After a roughly nine hour debate, Republicans in the Iowa House today voted strictly along party lines to scale back Iowa’s collective bargaining law for public employees, but only for teachers and other school employees. Dozens of education groups lobbied hard against the bill, which could make it more likely that teachers would get smaller raises when the school and teachers union disagree. Mason City Democrat Sharon Steckman calls the bill an attack on public schools.
“Most of you went to public school,” Steckman says. “It’s a great equalizer. This bill does nothing to help reach our goal of world class schools. It is demoralizing to schools and teachers.”
Republican backers of the bill say the current law grants unrealistic raises.
Under current law, an outside arbitrator must side either with the district or the teachers union in a contract dispute. Macedonia Republican Greg Forristall says under the bill, an outside arbitrator would have more freedom to decide what the raise should be.

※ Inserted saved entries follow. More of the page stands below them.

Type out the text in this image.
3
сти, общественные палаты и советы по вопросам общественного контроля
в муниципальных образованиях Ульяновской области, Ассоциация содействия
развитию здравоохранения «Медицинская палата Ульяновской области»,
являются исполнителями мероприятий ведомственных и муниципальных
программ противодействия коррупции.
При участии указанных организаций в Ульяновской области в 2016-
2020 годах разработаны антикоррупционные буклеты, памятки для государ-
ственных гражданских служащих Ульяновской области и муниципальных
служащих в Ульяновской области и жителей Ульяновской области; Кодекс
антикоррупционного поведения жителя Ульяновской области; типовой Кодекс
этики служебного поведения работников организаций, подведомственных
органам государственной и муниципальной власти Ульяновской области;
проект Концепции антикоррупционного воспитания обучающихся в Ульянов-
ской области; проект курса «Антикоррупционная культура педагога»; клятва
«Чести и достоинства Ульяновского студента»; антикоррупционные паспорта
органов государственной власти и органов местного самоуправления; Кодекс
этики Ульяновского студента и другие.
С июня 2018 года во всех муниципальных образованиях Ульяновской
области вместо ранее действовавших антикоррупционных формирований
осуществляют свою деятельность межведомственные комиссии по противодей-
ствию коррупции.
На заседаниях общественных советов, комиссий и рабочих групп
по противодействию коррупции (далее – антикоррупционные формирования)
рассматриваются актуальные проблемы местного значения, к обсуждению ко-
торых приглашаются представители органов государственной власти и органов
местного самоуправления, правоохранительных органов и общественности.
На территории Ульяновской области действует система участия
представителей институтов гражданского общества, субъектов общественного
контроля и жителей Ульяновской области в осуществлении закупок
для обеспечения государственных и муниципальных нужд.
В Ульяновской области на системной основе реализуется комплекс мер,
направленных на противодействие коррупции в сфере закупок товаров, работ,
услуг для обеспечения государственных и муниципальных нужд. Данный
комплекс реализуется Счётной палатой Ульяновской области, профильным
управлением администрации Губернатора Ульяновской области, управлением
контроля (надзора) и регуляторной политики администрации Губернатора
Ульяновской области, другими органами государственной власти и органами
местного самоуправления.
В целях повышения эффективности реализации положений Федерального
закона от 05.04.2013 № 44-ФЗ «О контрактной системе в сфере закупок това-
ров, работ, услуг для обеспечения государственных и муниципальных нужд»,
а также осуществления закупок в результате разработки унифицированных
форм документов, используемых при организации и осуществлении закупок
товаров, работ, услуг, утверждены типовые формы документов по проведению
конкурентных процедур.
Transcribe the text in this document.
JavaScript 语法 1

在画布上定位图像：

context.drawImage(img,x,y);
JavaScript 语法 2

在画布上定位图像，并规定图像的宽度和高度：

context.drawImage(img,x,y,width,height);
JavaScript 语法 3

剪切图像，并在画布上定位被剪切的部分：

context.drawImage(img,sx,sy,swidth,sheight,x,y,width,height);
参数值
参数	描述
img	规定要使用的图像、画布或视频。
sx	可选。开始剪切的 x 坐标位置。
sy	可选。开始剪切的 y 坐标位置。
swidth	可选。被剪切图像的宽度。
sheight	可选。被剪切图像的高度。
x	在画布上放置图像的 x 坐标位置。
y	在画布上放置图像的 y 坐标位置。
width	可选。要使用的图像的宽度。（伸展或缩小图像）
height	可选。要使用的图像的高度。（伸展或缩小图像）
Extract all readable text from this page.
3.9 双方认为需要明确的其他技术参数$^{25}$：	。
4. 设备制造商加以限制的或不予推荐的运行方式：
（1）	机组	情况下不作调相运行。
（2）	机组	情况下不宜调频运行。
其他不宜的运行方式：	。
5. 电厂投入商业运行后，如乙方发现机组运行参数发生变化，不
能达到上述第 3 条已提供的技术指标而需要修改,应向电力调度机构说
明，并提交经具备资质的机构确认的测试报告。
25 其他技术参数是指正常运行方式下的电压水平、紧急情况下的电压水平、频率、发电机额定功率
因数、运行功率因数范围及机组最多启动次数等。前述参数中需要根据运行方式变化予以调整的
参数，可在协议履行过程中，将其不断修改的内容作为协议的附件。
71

“It simply means the award can be within the scope of reality,” Forristall says. “So if the employer is offering one percent and the union is asking for nine percent, the award can be real.”
Republicans downplayed the opposition to the bill, calling it the work of political agitators. Democrats call the bill a distraction from the real issue facing lawmakers, which is how much to increase state school aid next year. Forristall criticized the opposition for what he calls posturing and pandering.
The Democratic-controlled Senate is not likely to take up the bill.